Your donation will help us produce journalism like this. Please give today.
In a fiery speech delivered to her core constituents, Randi Weingarten, President of the American Federation of Teachers went on the assault today, taking on the verdict of the Vergara trial, criticizing Common Core testing and singling out political figures for reprimand.
Striking a more combative tone than she used earlier this month when she shared a stage with LAUSD Superintendent John Deasy, Weingarten sounded more like an opponent to Democratic leaders than an ally. She rebuked Secretary of Education Arne Duncan and Mayor Eric Garcetti, for ‘praising’ the verdict of the landmark Vergara case which ruled California teacher tenure laws can be detrimental to students, saying the union would push back against any public figures that supports the Vergara decision.
The verdict, she said, “pre-supposes that for kids to win, teachers must lose and nothing can be further from the truth… we will fight it – in the courtroom and in the court of public opinion.”

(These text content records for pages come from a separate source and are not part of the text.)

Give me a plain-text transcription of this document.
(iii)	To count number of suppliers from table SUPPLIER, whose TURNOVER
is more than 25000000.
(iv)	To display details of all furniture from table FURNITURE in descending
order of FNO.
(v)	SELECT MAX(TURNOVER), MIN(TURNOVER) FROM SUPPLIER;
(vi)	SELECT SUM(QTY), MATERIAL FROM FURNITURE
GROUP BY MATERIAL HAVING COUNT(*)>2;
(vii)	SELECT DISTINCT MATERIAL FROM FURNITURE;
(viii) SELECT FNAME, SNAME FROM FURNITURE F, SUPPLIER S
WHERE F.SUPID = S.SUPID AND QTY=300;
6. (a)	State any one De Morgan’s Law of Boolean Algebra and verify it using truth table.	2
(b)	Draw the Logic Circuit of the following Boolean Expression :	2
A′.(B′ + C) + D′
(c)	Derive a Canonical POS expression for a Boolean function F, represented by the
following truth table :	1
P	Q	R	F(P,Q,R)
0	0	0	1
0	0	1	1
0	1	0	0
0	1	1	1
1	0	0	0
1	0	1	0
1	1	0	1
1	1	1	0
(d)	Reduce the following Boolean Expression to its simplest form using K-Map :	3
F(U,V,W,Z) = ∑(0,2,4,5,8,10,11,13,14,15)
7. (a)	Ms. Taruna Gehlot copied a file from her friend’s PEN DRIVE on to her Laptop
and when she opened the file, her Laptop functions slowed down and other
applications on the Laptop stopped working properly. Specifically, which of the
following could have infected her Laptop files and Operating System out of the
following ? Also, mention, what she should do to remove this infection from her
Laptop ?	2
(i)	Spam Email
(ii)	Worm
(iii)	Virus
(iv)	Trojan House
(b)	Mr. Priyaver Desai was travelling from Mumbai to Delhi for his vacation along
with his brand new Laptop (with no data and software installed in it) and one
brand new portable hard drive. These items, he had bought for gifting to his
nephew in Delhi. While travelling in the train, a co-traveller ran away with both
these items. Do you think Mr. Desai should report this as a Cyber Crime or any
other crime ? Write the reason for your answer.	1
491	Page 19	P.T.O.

But she stopped short of calling for Duncan’s resignation. In contrast to her counterpart at the National Education Association convention last week. which passed a resolution for Duncan to resign, Weingarten navigated more carefully. “We need a Secretary of Education who walks our walk, and who fights our fight… we are deeply disappointed that this Department of Education has not lived up to that standard.”
When asked by reporters after the event if she supported the NEA action, she would only say that, “I would hope he listens to what people are saying.” She said that although the leadership would not present a resolution, it could still come from the floor. “I am 1000% percent behind any action that the members at the convention [take] on this issue.”
Speaking with passion to a packed room of union delegates from all over the country, Weingarten commended teachers on their deep commitment to education and to the children they serve. “We are the front lines for children, the first responders to poverty,” she said. “We must create new coalitions and through them the groundswell needed to reclaim the promise of America.”
But she spent the bulk of her hour-long speech railing on those she said were bent on the union’s destruction, and she urging the rank and file to not sit back. “While we will never out-spend our opponents, we can out-work them and out-organize them — but we have to vote.”